Speaking on the difficulty of forgoing the US equity opportunity, Richard Champion, deputy CIO, UK at Canaccord Genuity Wealth Management, told ETF Stream the US appeals not just because of growth heavy large caps but the structural qualities of the market.

“The US remains the best market in the world,” Champion continued. “They have companies that are more profitable, they have a better legal and capitalistic framework in which to operate so they deserve a premium.”

However, over-concentration in US equity remains a hot topic, with the in-vogue ‘magnificent seven’ mega caps comprising 100% of the gains made by the S&P 500 in H1.

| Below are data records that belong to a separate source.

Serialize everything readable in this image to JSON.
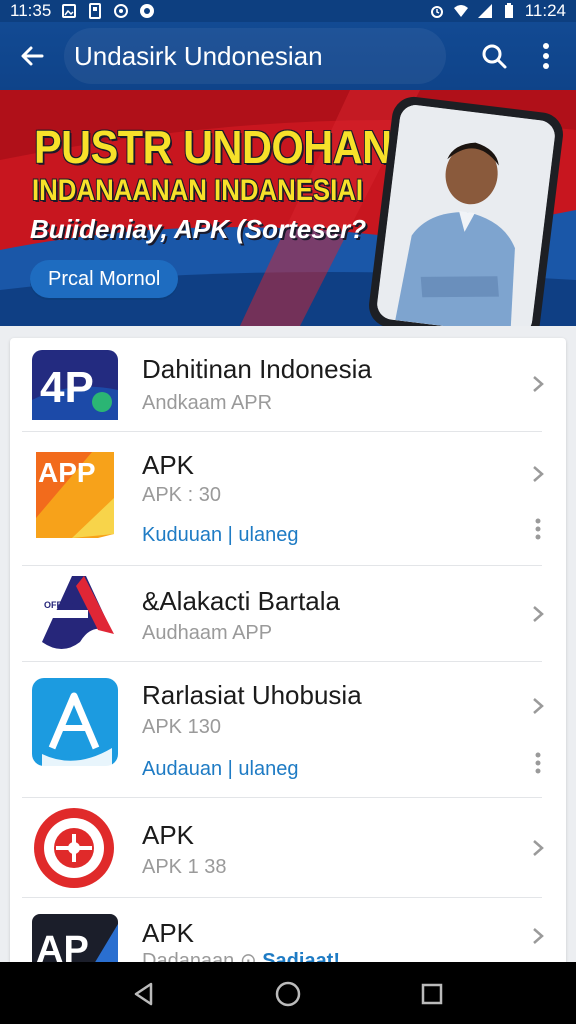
{
  "status_bar": {
    "time_left": "11:35",
    "time_right": "11:24"
  },
  "app_bar": {
    "title": "Undasirk Undonesian"
  },
  "banner": {
    "headline1": "PUSTR UNDOHAN",
    "headline2": "INDANAANAN INDANESIAI",
    "headline3": "Buiideniay, APK (Sorteser?",
    "cta": "Prcal Mornol"
  },
  "apps": [
    {
      "name": "Dahitinan Indonesia",
      "sub": "Andkaam APR",
      "icon_text": "4P"
    },
    {
      "name": "APK",
      "sub": "APK : 30",
      "link": "Kuduuan | ulaneg",
      "icon_text": "APP"
    },
    {
      "name": "&Alakacti Bartala",
      "sub": "Audhaam APP",
      "icon_text": "OFFITAT"
    },
    {
      "name": "Rarlasiat Uhobusia",
      "sub": "APK 130",
      "link": "Audauan | ulaneg"
    },
    {
      "name": "APK",
      "sub": "APK 1 38"
    },
    {
      "name": "APK",
      "sub": "Dadanaan",
      "link": "Sadiaat!",
      "icon_text": "AP"
    }
  ],
  "colors": {
    "brand_blue": "#0f4389",
    "banner_red": "#c8161f",
    "headline_yellow": "#f7e12a",
    "link_blue": "#1e7bc4"
  }
}
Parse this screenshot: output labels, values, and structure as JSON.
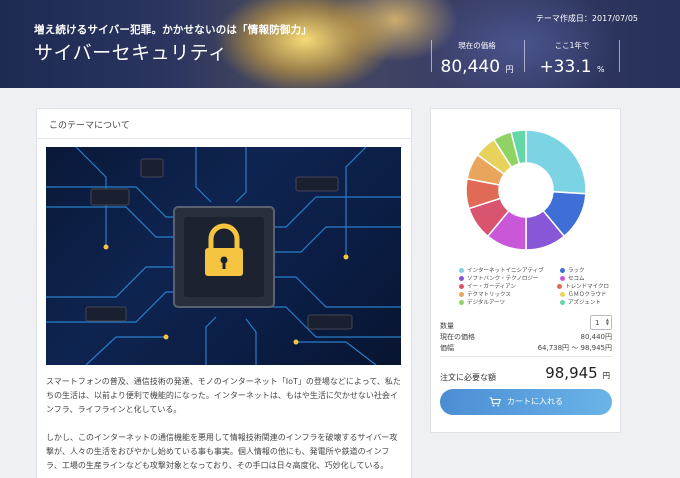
{
  "hero": {
    "tagline": "増え続けるサイバー犯罪。かかせないのは「情報防御力」",
    "title": "サイバーセキュリティ",
    "created": "テーマ作成日：2017/07/05",
    "price_label": "現在の価格",
    "price_value": "80,440",
    "price_unit": "円",
    "change_label": "ここ1年で",
    "change_value": "+33.1",
    "change_unit": "%"
  },
  "about": {
    "heading": "このテーマについて",
    "paragraph1": "スマートフォンの普及、通信技術の発達、モノのインターネット「IoT」の登場などによって、私たちの生活は、以前より便利で機能的になった。インターネットは、もはや生活に欠かせない社会インフラ、ライフラインと化している。",
    "paragraph2": "しかし、このインターネットの通信機能を悪用して情報技術関連のインフラを破壊するサイバー攻撃が、人々の生活をおびやかし始めている事も事実。個人情報の他にも、発電所や鉄道のインフラ、工場の生産ラインなども攻撃対象となっており、その手口は日々高度化、巧妙化している。"
  },
  "chart_data": {
    "type": "pie",
    "categories": [
      "インターネットイニシアティブ",
      "ラック",
      "ソフトバンク・テクノロジー",
      "セコム",
      "イー・ガーディアン",
      "トレンドマイクロ",
      "テクマトリックス",
      "ＧＭＯクラウド",
      "デジタルアーツ",
      "アズジェント"
    ],
    "values": [
      26,
      13,
      11,
      11,
      9,
      8,
      7,
      6,
      5,
      4
    ],
    "colors": [
      "#7bd3e3",
      "#3f6fd6",
      "#8757d8",
      "#c958d8",
      "#d9546f",
      "#e06a55",
      "#e9a55b",
      "#e7d35b",
      "#8fd365",
      "#63d7a5"
    ]
  },
  "order": {
    "quantity_label": "数量",
    "quantity_value": "1",
    "price_label": "現在の価格",
    "price_value": "80,440円",
    "range_label": "価幅",
    "range_value": "64,738円 〜 98,945円",
    "total_label": "注文に必要な額",
    "total_value": "98,945",
    "total_unit": "円",
    "cart_label": "カートに入れる"
  },
  "icons": {
    "cart": "cart-icon",
    "lock": "padlock-icon"
  }
}
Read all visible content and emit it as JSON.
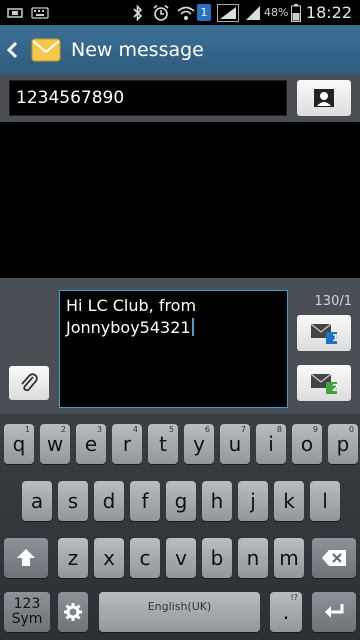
{
  "status_bar": {
    "time": "18:22",
    "battery_percent": "48%",
    "notification_count": "1",
    "icons": [
      "usb-icon",
      "keyboard-icon",
      "bluetooth-icon",
      "alarm-icon",
      "wifi-icon",
      "notification-badge-icon",
      "signal-icon",
      "battery-icon"
    ]
  },
  "header": {
    "title": "New message",
    "icons": [
      "back-chevron-icon",
      "message-app-icon"
    ]
  },
  "recipient": {
    "value": "1234567890",
    "contact_icon": "contact-person-icon"
  },
  "compose": {
    "message_text": "Hi LC Club, from\nJonnyboy54321",
    "char_counter": "130/1",
    "attach_icon": "paperclip-icon",
    "send_sim1_label": "1",
    "send_sim2_label": "2"
  },
  "keyboard": {
    "rows": [
      [
        {
          "k": "q",
          "h": "1"
        },
        {
          "k": "w",
          "h": "2"
        },
        {
          "k": "e",
          "h": "3"
        },
        {
          "k": "r",
          "h": "4"
        },
        {
          "k": "t",
          "h": "5"
        },
        {
          "k": "y",
          "h": "6"
        },
        {
          "k": "u",
          "h": "7"
        },
        {
          "k": "i",
          "h": "8"
        },
        {
          "k": "o",
          "h": "9"
        },
        {
          "k": "p",
          "h": "0"
        }
      ],
      [
        {
          "k": "a",
          "h": ""
        },
        {
          "k": "s",
          "h": ""
        },
        {
          "k": "d",
          "h": ""
        },
        {
          "k": "f",
          "h": ""
        },
        {
          "k": "g",
          "h": ""
        },
        {
          "k": "h",
          "h": ""
        },
        {
          "k": "j",
          "h": ""
        },
        {
          "k": "k",
          "h": ""
        },
        {
          "k": "l",
          "h": ""
        }
      ],
      [
        {
          "k": "z",
          "h": ""
        },
        {
          "k": "x",
          "h": ""
        },
        {
          "k": "c",
          "h": ""
        },
        {
          "k": "v",
          "h": ""
        },
        {
          "k": "b",
          "h": ""
        },
        {
          "k": "n",
          "h": ""
        },
        {
          "k": "m",
          "h": ""
        }
      ]
    ],
    "sym_label": "123\nSym",
    "space_label": "English(UK)",
    "period_label": ".",
    "period_hint": "!?",
    "icons": [
      "shift-icon",
      "backspace-icon",
      "settings-gear-icon",
      "enter-icon"
    ]
  }
}
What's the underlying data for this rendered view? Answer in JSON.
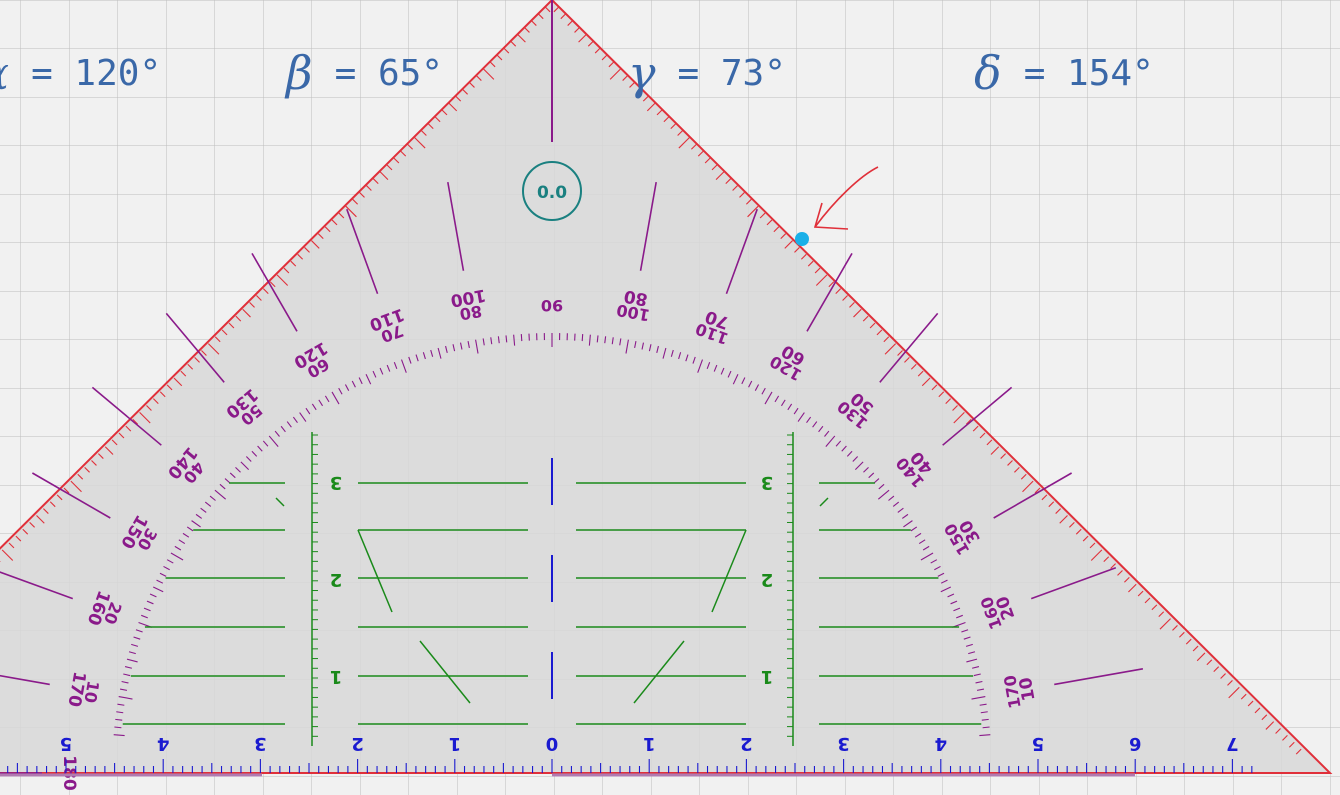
{
  "angles": [
    {
      "symbol": "α",
      "value": "= 120°"
    },
    {
      "symbol": "β",
      "value": "= 65°"
    },
    {
      "symbol": "γ",
      "value": "= 73°"
    },
    {
      "symbol": "δ",
      "value": "= 154°"
    }
  ],
  "triangle": {
    "rotation_readout": "0.0",
    "cm_labels": [
      "5",
      "4",
      "3",
      "2",
      "1",
      "0",
      "1",
      "2",
      "3",
      "4",
      "5",
      "6",
      "7"
    ],
    "vertical_scale_labels": [
      "3",
      "2",
      "1"
    ],
    "outer_scale_labels": [
      "10",
      "20",
      "30",
      "40",
      "50",
      "60",
      "70",
      "80",
      "90",
      "100",
      "110",
      "120",
      "130",
      "140",
      "150",
      "160",
      "170",
      "180"
    ],
    "inner_scale_labels": [
      "10",
      "20",
      "30",
      "40",
      "50",
      "60",
      "70",
      "80",
      "90",
      "100",
      "110",
      "120",
      "130",
      "140",
      "150",
      "160",
      "170"
    ]
  },
  "colors": {
    "grid": "#bdbdbd",
    "triangle_fill": "#d8d8d8",
    "edge": "#e0303a",
    "protractor": "#8a1a8a",
    "cm_ruler": "#1a1ad0",
    "guides": "#1a8a1a",
    "knob": "#1a8080",
    "handle": "#1ab0e8",
    "angle_text": "#3a68a8"
  }
}
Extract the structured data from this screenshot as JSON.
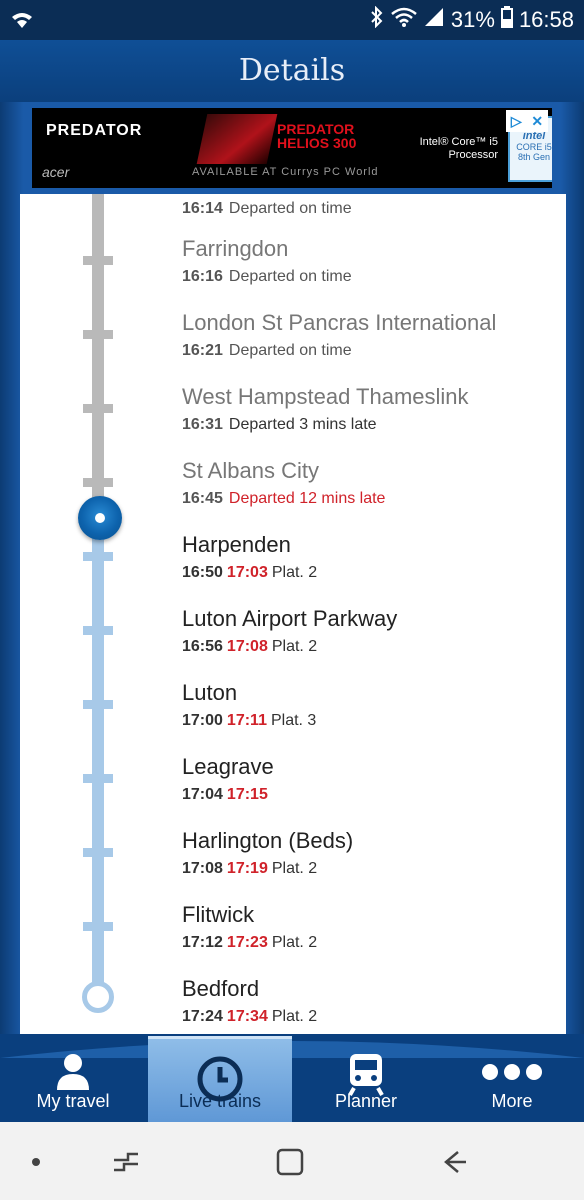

Underlining the dominance of this narrow group, these companies claim the top seven allocations and 18.9% of the total weighting of the parent MSCI World benchmark – an index covering 1,511 stocks. 

The top 10 positions of the ex-US benchmark, meanwhile, contain nine European equities and Toyota, with a combined weighting of 13.6%.

These dynamics go some way to explaining why investors such as Champion are looking beyond market cap-weighted exposure to US equities. 

“In the US, we have been looking at the equal-weighted ETF as a way of getting a bit more breadth without taking too much specific risk,” Champion added.

Concentration among US large caps also highlights the appeal of segmenting US exposure from the rest of a global equity portfolio from a portfolio construction perspective, much as emerging market investors might look to root out Chinese equity dominance within the parent MSCI Emerging Markets index. 

Saurabh Katiyar, executive director, head of index solutions research, EMEA at MSCI, said at a recent ETF Stream roundtable: “We have been discussing EM ex-China but is worth noting this is not just from a risk perspective, it is also about portfolio construction and we see a similar thing with clients wanting to separate their US equity exposure with the MSCI World ex USA index.”